Hebdomadaire distribué les mercredis.

Description de la collection

Un volume de 464 p., comportant 52 numéros, du 7 janvier au 30 décembre 1761. Cahiers de 8 p. in-8°.

Édition(s), abonnement(s), souscription(s), tirage(s)

Le prix de la souscription, fixé d'abord à 10 £ par an, est abaissé, après réclamation des souscripteurs, à 8 £ 10 s. pour les Lillois, à 10 £ pour les autres villes. Chaque numéro est envoyé par la poste franco de port dans toutes les villes du royaume; on précise: «à l'égard des endroits où la Poste ne va point, nous la ferons remettre dans les lieux qu'on nous indiquera». Cette feuille est imprimée sans division verticale, en 10 p., in-8°.
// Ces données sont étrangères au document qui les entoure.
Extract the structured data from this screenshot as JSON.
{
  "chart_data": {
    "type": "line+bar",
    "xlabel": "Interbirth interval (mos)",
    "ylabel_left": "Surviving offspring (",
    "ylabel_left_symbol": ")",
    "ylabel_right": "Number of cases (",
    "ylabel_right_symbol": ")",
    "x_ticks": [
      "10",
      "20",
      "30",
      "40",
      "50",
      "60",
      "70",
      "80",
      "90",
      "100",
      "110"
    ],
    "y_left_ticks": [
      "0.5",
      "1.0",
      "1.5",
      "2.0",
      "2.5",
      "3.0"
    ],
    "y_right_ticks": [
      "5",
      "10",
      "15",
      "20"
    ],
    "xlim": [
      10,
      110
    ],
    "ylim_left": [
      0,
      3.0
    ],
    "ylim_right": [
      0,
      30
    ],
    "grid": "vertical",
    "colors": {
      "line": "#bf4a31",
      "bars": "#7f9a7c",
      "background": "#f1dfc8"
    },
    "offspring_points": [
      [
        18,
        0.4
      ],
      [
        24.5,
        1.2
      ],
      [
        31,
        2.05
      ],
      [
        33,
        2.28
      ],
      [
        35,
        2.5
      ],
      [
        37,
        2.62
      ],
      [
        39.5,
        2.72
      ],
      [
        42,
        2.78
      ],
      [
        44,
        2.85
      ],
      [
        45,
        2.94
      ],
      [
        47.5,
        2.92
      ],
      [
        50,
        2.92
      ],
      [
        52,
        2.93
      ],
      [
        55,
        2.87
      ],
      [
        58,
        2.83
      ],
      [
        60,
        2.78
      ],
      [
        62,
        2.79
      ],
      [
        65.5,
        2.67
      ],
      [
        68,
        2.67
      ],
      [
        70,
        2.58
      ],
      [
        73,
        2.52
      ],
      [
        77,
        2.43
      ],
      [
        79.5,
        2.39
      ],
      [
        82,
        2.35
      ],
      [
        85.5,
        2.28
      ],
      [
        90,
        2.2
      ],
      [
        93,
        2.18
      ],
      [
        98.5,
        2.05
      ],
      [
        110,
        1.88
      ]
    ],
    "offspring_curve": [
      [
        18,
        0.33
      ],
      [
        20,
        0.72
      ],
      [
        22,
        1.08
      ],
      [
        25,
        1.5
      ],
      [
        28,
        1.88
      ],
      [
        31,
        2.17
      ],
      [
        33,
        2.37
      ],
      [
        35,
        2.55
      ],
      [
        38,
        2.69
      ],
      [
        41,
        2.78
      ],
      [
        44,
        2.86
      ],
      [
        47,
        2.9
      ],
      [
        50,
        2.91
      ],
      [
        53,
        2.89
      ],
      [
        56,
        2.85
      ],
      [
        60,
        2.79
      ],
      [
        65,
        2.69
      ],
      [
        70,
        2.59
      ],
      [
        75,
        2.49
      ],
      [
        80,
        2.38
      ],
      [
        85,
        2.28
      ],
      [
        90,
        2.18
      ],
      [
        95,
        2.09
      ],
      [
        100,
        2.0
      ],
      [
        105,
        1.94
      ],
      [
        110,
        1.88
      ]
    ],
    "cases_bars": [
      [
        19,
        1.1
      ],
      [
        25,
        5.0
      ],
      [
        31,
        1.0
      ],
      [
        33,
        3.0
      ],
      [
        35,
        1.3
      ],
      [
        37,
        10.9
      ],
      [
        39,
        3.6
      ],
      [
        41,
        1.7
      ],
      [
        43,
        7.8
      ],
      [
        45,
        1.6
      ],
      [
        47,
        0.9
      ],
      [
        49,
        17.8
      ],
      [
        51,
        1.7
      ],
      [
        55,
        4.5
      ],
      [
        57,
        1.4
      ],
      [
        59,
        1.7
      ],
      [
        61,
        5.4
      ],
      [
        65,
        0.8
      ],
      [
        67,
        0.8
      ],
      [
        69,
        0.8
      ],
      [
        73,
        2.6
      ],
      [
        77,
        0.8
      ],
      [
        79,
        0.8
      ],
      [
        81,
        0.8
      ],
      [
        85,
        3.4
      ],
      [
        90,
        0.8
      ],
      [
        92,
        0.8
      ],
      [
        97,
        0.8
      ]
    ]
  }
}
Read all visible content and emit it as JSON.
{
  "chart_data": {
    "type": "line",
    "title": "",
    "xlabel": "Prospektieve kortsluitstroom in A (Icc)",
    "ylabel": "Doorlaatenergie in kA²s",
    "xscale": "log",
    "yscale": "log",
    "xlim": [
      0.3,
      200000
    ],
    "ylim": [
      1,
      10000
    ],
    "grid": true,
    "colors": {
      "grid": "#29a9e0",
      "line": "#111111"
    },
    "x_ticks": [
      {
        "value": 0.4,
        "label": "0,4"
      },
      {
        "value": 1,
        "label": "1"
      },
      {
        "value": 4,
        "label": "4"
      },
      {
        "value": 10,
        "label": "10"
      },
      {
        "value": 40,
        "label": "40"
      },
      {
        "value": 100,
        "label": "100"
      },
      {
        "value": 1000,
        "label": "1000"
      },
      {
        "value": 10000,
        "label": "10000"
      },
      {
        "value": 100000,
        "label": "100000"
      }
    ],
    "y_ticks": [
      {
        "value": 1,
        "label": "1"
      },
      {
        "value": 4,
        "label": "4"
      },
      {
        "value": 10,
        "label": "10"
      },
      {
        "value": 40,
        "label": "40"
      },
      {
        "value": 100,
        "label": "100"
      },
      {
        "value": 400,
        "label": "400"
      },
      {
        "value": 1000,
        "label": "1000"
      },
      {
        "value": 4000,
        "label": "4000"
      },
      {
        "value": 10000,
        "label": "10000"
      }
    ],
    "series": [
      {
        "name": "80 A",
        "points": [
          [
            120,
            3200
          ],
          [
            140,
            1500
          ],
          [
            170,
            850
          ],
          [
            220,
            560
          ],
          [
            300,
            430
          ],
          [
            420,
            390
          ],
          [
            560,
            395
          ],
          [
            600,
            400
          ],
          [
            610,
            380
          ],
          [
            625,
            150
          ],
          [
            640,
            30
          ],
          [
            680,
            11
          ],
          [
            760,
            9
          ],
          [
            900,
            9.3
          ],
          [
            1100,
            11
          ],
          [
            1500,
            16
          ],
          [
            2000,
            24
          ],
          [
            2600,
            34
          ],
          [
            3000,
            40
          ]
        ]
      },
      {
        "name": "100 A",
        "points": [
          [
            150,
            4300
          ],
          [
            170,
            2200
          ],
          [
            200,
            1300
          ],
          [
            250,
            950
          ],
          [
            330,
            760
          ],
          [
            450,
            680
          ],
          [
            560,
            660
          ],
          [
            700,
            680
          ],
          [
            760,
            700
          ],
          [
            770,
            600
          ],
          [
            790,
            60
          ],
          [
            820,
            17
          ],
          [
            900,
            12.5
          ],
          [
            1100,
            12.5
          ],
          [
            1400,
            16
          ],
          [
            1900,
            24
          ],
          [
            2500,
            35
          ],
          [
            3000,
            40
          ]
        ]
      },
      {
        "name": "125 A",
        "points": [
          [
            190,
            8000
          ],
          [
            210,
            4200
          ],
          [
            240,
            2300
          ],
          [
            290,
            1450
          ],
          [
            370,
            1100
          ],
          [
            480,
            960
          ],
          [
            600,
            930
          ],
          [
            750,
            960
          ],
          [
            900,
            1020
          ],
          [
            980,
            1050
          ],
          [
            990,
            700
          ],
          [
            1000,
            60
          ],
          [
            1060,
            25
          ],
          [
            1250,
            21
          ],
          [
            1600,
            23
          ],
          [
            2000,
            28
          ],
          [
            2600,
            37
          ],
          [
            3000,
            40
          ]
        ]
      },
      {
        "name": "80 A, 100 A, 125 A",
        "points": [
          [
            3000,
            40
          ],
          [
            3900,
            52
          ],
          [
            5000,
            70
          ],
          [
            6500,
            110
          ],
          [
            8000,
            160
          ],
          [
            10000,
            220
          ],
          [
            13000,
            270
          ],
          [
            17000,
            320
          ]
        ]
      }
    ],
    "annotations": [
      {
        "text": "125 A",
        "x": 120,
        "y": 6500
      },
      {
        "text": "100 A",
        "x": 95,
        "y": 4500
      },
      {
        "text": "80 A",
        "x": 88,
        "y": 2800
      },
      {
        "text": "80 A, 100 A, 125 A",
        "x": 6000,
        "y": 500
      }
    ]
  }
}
Chez Jean-Baptiste Henry, de Lille. Le format n'a pas varié pendant la publication des 42 numéros dont Panckoucke est responsable, c'est-à-dire du 7 janvier 1761 au 20 octobre 1762. Un supplément absorbe le surplus d'informations commerciales et littéraires.

Le censeur est Malus, commissaire des guerres.

Le premier numéro rayonne d'optimisme: le nombre des souscripteurs «a passé notre attente». Les Annonces du 15 décembre 1761 mentionnent un tirage de 600 alors qu'à la même époque les journaux de province disposent rarement de 200 abonnements.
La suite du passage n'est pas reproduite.